Another interesting point is when the interviewer asks him what areas a student who’s interested in computers should enter, amongst other things, he says, “I think unfortunately the best advice you can give somebody is “do what you think is interesting, do something that you think is fun and worthwhile, because otherwise you won’t do it well anyway”. But that’s not any real help.”

As I said, it’s an interesting interview.

Kanji

This is for those of you who always wanted to drive the wienermobile.

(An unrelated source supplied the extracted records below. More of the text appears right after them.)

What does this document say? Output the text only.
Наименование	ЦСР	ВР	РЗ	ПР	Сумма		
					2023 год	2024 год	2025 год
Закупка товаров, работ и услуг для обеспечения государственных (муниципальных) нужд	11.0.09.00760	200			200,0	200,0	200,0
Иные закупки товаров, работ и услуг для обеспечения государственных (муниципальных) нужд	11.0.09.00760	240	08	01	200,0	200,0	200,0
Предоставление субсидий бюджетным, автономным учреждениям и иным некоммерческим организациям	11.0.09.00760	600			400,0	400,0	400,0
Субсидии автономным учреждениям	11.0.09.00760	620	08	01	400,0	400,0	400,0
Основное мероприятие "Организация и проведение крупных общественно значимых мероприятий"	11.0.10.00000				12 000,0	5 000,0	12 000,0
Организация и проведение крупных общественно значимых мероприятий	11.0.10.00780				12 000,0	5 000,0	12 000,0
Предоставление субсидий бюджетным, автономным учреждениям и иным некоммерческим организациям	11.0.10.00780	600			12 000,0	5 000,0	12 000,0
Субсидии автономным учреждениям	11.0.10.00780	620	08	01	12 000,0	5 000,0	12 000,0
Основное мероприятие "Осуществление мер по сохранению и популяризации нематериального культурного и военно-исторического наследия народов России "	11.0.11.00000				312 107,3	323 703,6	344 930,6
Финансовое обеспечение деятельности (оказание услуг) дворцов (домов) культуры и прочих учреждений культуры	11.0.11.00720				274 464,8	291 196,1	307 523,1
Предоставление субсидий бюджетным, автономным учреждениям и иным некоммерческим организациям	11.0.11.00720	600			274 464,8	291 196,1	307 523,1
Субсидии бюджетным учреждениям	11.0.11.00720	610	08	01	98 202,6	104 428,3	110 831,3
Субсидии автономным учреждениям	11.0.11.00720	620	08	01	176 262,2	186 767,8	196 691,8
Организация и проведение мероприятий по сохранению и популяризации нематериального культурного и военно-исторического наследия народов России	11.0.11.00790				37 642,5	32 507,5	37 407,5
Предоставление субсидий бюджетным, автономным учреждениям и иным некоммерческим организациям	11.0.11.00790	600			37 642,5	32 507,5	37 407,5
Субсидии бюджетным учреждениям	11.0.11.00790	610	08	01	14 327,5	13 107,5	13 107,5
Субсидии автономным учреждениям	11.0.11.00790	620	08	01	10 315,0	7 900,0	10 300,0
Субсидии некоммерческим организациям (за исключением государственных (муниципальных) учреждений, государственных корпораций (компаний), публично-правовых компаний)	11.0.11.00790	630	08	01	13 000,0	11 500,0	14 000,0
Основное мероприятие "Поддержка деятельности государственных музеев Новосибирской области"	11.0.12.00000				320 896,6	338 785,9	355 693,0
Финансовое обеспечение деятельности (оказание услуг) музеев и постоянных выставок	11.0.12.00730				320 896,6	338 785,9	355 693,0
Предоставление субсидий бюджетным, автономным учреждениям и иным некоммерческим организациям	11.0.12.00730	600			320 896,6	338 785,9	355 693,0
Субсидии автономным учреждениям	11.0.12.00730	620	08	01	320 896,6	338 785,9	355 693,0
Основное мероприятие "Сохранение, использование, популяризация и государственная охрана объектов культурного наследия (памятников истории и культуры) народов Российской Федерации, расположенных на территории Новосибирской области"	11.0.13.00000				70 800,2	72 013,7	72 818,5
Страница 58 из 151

Man, Japanese is hard. I have to learn around 100 kanji for the exam in December on top of all the grammar and vocabulary. In fact, the language is so hard that many native speakers cannot read the newspaper. The kids in Japan go to school six days a week. What’s the point of making your language so hard that even the native speakers cannot fully learn it? It just makes so little sense to me. But I do find it fascinating and really fun to learn. I like the way they put meaningful symbols together to form words. For example the two symbols which make up the word telephone (denwa) are the symbol for electricity and the symbol for speaking. The symbols for electricity and car make up the word for train (densha). Neat isn’t it?

Charter School Story

You should read this article in the New York Times. It’s about a new Charter School that opened up in the Bronx. I think it’s amazing how some people sit and complain while others decide to take charge. The world would never improve if we all did nothing more than whining and thanks to the boom in the Economy, fewer and fewer young people choose their life according to their ideals. Most people go where the money is and stay there until more money shows up somewhere else.

When I switched from a full-time job to a part-time one, giving up quite a sum of money, to spend a bit more time volunteering and learning, people looked at me like I was insane. There are two kinds of people in the world, it seems; those who want to help the world and those who wish to climb the corporate ladder. These two don’t mix. Except in my case, where they do. I wish more people did both because sometimes the connections in the corporate world have the monetary power to make things happen.

When was the last time you volunteered?